I was doing the following exercise:
Let $U$ be a neighbourhood of $1$ in a topological group $G$. And, let $<U>$ be the subgroup generated by $U.$ Then show that $<U>$ is open and closed in $G$.
I know already that open subgroups of topological groups are closed. So it suffices to show that $<U>$ is open. To this end, I first replace $U$ by $V=U\cup U^{-1}.$ Now observe that $<V>=<U>.$ So suffices to show that $<V>$ is open, but $<V>=\cup_{n=1}^{\infty} V^m$ where $V^m=\{ g_1...g_m: g_k \in V\}.$
Since $U.V$ is open when $U$ and $V$ are open. We can argue inductively that $V^m$ is open for each $n$. And, hence we are done.
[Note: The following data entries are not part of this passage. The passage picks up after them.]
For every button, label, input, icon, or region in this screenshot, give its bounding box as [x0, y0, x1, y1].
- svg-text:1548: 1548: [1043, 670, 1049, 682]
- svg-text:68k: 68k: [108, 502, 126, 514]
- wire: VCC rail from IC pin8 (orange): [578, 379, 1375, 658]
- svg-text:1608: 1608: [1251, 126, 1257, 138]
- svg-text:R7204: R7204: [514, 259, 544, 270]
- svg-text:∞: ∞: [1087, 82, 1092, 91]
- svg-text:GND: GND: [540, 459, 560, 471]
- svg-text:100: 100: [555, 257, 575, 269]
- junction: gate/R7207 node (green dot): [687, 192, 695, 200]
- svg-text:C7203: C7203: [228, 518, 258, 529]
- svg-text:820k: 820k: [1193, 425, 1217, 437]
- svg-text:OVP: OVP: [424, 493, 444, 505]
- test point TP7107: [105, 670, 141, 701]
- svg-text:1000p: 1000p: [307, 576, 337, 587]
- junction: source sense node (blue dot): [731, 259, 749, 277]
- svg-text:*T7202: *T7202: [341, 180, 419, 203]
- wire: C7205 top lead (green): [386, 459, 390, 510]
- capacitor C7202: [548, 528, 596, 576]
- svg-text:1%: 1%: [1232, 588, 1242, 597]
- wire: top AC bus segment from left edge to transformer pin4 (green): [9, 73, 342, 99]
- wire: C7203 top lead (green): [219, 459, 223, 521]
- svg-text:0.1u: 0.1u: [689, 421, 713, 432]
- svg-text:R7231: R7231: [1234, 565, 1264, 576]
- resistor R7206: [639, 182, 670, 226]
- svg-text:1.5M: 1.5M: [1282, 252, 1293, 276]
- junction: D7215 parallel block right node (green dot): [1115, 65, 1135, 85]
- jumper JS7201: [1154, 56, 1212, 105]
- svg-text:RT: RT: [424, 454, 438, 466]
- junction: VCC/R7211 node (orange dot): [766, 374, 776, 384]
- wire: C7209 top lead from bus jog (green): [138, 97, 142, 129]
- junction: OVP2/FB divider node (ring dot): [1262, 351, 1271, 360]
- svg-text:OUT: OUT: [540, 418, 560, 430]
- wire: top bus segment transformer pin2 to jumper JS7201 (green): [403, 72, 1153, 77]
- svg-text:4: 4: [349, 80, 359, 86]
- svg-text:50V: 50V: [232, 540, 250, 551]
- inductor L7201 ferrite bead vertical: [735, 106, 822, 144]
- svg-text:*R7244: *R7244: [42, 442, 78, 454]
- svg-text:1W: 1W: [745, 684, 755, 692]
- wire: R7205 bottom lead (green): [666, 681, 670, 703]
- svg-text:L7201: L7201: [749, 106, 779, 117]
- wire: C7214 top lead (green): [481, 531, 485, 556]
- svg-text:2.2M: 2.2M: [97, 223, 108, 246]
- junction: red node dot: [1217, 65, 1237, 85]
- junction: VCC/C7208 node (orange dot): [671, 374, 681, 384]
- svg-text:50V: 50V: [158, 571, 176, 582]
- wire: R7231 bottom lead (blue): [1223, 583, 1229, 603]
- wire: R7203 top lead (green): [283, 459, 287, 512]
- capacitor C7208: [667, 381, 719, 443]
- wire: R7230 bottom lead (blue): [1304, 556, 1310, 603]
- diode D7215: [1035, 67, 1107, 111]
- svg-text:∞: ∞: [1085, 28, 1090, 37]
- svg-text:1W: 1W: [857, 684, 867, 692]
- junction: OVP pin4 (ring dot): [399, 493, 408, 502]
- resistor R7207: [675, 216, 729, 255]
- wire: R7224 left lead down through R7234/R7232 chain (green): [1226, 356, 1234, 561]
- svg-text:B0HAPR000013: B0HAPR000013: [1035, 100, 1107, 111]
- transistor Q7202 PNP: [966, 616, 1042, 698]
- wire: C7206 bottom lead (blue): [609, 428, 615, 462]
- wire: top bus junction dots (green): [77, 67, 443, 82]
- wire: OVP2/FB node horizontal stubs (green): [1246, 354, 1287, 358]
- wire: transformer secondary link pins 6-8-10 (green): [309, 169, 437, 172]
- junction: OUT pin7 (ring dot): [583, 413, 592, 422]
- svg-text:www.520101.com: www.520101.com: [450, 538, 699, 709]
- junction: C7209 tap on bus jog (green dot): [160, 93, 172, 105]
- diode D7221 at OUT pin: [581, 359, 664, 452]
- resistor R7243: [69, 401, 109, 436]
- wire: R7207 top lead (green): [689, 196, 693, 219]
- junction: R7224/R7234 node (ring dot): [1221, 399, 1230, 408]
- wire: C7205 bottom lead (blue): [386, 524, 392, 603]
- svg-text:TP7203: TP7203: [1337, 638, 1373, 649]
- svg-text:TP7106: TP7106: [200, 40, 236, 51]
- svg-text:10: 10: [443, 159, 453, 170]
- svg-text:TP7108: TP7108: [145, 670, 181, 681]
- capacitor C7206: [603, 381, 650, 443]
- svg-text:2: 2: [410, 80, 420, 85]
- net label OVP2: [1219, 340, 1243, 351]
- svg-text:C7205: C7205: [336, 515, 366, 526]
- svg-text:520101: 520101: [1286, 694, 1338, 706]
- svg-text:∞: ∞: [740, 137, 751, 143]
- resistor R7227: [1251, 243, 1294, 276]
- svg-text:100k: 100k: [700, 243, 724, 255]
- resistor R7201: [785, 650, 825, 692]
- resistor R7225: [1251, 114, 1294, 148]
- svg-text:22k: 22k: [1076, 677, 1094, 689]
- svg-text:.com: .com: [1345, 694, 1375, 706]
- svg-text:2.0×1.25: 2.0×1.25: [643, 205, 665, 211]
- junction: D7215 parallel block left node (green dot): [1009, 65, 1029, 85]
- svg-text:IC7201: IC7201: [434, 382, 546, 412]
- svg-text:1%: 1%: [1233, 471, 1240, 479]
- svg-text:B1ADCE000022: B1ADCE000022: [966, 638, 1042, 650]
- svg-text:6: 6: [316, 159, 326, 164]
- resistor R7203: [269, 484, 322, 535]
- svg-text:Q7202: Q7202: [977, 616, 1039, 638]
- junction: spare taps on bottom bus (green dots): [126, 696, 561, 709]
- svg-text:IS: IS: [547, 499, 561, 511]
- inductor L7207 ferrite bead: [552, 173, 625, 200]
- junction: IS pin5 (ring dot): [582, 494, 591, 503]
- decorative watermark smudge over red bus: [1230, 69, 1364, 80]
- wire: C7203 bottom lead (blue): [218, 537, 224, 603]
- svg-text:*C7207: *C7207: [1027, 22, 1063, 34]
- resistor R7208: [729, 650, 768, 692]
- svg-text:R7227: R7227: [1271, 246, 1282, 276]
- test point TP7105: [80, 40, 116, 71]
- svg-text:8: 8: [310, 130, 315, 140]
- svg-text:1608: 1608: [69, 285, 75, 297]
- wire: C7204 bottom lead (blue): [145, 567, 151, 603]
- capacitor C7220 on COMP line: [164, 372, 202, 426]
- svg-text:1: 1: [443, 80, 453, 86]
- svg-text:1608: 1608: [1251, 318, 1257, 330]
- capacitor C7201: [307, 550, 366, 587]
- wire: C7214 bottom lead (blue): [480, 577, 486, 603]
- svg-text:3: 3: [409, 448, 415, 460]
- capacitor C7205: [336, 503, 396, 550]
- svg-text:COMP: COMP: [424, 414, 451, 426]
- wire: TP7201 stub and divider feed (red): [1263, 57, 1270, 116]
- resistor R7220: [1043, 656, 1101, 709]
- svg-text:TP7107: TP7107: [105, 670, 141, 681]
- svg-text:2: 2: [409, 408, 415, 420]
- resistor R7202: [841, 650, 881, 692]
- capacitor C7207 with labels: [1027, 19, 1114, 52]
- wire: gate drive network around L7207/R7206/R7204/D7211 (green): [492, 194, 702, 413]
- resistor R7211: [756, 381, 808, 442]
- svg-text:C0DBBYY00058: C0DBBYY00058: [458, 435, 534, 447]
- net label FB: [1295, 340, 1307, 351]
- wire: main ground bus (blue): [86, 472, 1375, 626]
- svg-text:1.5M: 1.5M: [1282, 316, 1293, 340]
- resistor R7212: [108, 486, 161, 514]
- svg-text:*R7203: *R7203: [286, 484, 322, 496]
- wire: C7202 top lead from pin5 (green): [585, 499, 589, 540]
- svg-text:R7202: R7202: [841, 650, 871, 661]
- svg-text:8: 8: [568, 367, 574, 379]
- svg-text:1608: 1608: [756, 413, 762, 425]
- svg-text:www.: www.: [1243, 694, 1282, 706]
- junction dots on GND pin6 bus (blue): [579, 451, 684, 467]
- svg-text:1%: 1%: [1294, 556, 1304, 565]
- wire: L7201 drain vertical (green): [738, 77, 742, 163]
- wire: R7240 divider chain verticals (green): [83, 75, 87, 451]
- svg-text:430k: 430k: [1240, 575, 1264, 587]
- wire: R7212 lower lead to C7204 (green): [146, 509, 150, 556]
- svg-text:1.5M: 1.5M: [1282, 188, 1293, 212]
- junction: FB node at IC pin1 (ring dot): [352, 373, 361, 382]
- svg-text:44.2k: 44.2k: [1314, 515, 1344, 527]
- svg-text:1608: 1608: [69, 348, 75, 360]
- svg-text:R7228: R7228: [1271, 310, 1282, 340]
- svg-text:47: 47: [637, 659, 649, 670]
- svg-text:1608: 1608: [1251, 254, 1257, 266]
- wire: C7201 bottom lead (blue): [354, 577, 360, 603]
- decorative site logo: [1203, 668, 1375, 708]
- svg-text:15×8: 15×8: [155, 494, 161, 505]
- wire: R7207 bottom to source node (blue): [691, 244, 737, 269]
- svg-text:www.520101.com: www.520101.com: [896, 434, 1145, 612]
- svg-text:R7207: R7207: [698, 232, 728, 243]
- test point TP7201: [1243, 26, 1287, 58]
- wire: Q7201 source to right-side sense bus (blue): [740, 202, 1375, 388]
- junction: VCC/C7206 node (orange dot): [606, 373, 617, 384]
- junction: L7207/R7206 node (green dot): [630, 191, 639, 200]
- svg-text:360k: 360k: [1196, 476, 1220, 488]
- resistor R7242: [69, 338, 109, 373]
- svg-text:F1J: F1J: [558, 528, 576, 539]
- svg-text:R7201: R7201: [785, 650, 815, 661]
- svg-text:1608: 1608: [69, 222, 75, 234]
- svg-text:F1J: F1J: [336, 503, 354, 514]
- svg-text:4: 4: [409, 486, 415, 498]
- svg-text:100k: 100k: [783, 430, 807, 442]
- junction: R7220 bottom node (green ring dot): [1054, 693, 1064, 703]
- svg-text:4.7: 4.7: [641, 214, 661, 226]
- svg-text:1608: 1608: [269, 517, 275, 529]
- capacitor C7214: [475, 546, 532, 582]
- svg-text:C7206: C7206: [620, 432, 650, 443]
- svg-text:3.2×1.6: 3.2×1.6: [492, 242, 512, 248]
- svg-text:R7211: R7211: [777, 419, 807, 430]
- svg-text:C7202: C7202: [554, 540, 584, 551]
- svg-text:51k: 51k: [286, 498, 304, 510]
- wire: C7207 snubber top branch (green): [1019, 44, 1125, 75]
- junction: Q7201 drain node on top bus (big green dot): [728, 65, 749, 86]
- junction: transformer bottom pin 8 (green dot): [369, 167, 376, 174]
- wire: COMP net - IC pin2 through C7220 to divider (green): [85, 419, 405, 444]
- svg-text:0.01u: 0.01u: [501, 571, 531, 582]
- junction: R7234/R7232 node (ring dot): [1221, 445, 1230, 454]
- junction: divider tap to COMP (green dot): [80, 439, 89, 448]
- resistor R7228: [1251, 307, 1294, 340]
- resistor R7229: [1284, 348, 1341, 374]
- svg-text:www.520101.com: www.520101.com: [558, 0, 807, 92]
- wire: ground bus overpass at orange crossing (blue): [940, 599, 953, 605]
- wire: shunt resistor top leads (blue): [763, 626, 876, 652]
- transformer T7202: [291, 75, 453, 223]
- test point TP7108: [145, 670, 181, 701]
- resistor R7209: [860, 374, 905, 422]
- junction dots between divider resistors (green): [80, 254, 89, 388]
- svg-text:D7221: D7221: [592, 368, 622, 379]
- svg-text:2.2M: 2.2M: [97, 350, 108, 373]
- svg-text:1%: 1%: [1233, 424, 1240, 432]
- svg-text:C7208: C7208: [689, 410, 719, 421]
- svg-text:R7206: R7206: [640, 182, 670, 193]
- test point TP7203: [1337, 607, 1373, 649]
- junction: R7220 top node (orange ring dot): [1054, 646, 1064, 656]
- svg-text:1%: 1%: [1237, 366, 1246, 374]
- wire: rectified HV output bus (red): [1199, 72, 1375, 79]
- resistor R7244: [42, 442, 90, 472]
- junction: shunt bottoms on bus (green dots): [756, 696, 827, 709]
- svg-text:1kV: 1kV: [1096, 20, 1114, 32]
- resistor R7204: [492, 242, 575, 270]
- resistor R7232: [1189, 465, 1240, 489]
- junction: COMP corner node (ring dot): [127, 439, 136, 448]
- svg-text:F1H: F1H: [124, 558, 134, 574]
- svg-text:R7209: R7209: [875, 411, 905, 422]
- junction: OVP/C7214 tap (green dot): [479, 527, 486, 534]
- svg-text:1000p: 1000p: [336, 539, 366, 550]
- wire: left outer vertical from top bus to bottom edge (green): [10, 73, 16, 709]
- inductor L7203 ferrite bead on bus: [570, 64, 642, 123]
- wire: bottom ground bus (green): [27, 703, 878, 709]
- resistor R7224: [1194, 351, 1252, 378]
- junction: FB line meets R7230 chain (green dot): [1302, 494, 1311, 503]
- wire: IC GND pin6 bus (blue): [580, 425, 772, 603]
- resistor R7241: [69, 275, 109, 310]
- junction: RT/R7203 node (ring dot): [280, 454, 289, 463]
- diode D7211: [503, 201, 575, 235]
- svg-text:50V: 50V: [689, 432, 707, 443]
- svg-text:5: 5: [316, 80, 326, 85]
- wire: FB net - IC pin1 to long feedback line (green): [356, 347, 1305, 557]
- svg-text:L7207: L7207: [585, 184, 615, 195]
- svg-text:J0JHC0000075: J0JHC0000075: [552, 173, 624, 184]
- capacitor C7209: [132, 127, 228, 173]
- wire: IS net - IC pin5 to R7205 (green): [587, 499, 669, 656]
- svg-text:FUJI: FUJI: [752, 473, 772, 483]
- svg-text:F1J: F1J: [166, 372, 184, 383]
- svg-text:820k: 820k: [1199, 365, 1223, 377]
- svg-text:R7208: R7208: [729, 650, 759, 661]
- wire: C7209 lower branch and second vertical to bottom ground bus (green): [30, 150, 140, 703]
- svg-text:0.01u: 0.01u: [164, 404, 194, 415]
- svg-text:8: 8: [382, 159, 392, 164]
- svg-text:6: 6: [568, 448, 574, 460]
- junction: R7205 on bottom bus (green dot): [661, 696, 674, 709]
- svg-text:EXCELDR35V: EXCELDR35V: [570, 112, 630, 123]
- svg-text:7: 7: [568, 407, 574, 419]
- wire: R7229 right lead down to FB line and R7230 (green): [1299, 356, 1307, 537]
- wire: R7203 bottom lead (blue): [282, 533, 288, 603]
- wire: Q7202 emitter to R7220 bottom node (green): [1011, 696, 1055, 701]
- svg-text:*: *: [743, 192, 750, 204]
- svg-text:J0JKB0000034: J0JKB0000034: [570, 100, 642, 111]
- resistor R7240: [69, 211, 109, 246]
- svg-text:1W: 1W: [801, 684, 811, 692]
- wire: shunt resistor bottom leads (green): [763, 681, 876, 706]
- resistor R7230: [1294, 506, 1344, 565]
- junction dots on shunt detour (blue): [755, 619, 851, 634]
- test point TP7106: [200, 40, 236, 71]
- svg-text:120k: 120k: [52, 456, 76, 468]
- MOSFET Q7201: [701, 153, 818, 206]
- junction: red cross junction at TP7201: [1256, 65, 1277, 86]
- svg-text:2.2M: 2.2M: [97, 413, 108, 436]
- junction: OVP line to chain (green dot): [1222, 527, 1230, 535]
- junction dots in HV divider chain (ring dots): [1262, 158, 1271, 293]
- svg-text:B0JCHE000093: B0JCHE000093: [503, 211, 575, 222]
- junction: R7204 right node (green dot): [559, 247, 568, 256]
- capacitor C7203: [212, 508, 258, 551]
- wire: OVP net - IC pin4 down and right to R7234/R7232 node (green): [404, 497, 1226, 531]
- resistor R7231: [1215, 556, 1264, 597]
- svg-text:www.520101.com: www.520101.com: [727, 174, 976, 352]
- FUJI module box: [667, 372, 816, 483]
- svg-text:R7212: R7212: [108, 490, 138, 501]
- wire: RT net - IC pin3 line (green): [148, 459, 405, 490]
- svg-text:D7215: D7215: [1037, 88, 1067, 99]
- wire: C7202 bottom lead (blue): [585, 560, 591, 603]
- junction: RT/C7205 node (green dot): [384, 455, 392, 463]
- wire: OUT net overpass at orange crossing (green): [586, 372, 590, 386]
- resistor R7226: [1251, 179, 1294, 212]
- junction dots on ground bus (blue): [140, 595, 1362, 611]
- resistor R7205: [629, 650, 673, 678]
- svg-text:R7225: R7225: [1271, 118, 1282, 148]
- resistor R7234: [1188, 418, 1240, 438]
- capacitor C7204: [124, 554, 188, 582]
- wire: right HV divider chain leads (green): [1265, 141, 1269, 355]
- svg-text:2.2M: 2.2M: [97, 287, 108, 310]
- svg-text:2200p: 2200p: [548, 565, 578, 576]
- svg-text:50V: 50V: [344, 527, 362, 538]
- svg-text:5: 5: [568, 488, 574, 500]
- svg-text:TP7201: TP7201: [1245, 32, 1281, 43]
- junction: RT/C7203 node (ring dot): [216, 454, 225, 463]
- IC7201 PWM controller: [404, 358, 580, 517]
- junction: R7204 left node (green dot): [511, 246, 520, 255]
My questions are the following: 1. Is this proof (outline) correct? 2. I understand that in the first step I am replacing $U$ by a symmetric neighborhood. Usually, we use the neighbourhood $U\cap U^{-1}$ as the symmetric neighborhood. But this is smaller than $U$ and hence might not generate the same group as $U$ does. Am I correct in my understanding or I am missing something? 3. My source of doubt is the following: I do not see any use of the fact that $U$ is a neighbourhood of identity. The whole proof still goes through. And, I do not know if it is true in general that the subgroup generated by open sets are open (and hence closed).